Thanks, Ari. You have a knack for helping people REMEMBER… we have other fish to fry (or bikes to ride). I’m making a trilogy. Working on #2 now. it’s my first time really (and I mean really) asking people to support my work (and yeah… I’m talkin’ about money). Big learning. Big growth… no matter what comes of it. I’m here for it. Beginner’s mindset and all that jazz. Man, is it uncomfortable at times! A lot of deep breaths required along with faith/trust in myself. My deep KNOWING that… THIS is the sandbox I wanna play in. So, I’m IN it for the duration of my time in this dimension. :) Weeeeeeeeee! (Hands in the air. As the bike flies down the hill)
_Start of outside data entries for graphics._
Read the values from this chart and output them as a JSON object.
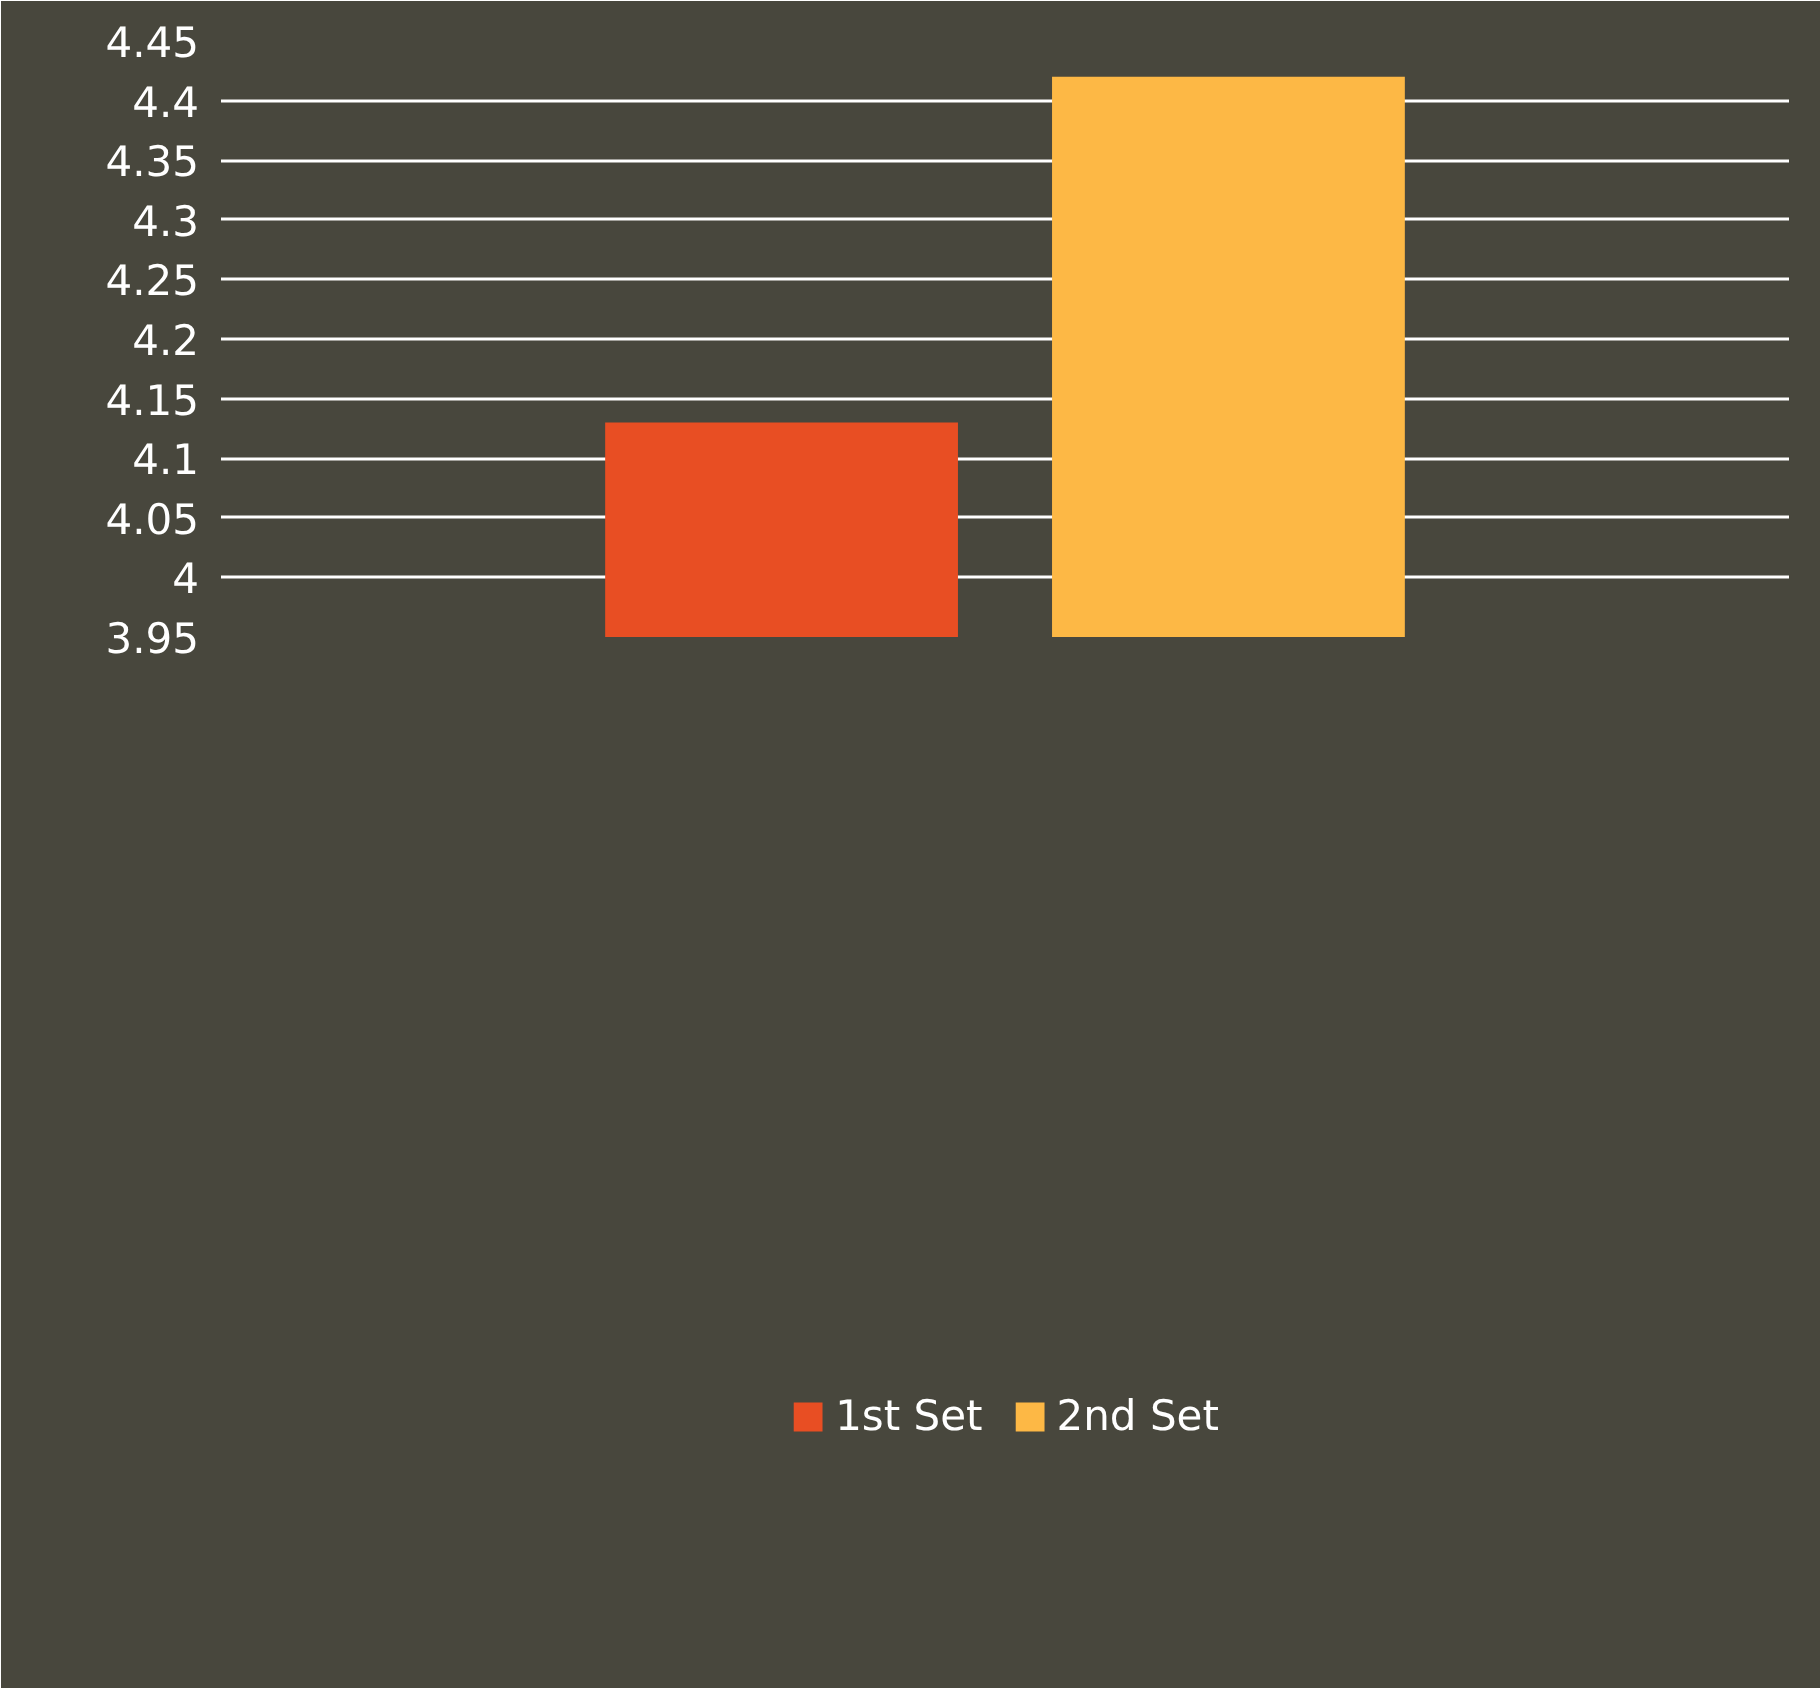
{
  "chart_data": {
    "type": "bar",
    "categories": [
      null
    ],
    "series": [
      {
        "name": "1st Set",
        "color": "#e84e23",
        "values": [
          4.13
        ]
      },
      {
        "name": "2nd Set",
        "color": "#fdb845",
        "values": [
          4.42
        ]
      }
    ],
    "ylim": [
      3.95,
      4.45
    ],
    "yticks": [
      3.95,
      4,
      4.05,
      4.1,
      4.15,
      4.2,
      4.25,
      4.3,
      4.35,
      4.4,
      4.45
    ],
    "grid": "y",
    "legend": "bottom"
  }
}
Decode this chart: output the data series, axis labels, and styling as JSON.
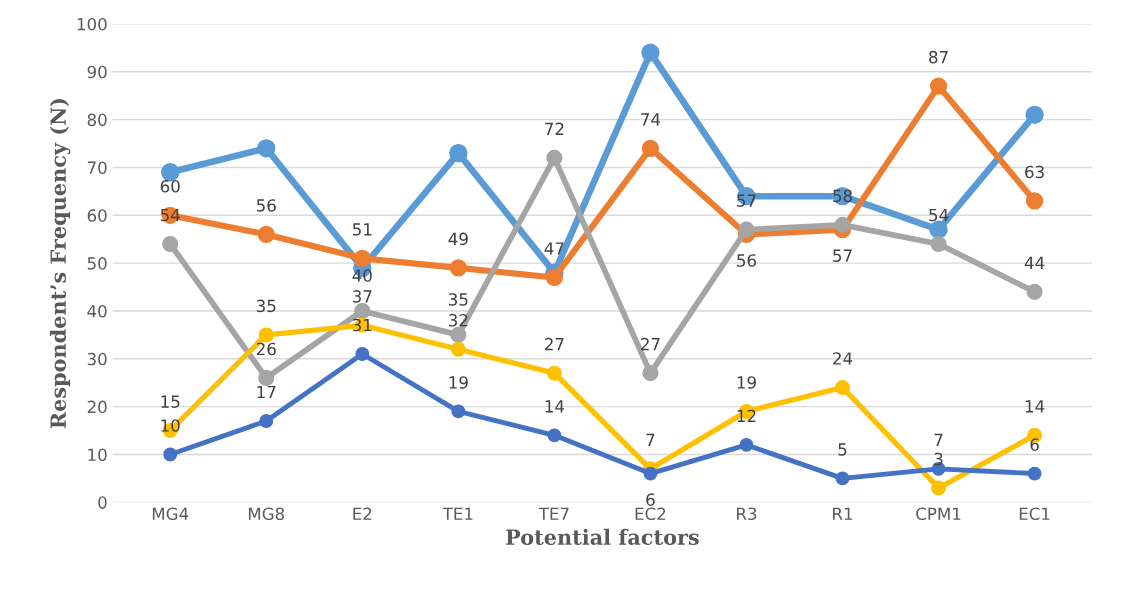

Great story Ari, and that night sounds like pure hell. You may have just inspired me to write about my own greatest failure. Not an artistic project really, but it did involve bicycling. It was all the way back in 1984 when the 27 year old me set out on a cross country bike ride to raise awareness for the Nuclear Freeze campaign along with another 15 or so riders. I got the backing of the national group, including a sagwagon, official sponsorship, and all that. Talked my troubled, drug addicted girlfriend into joining, thinking it would really cement our relationship. It all ended up in tears, as I was abandoned on the trail in the middle of Missouri by the organization over essentially creative differences, lost the girl, and had to crawl back home in disgrace. I've forgotten - or repressed - a lot of the details, but maybe I'll just let my imagination fill in the blanks.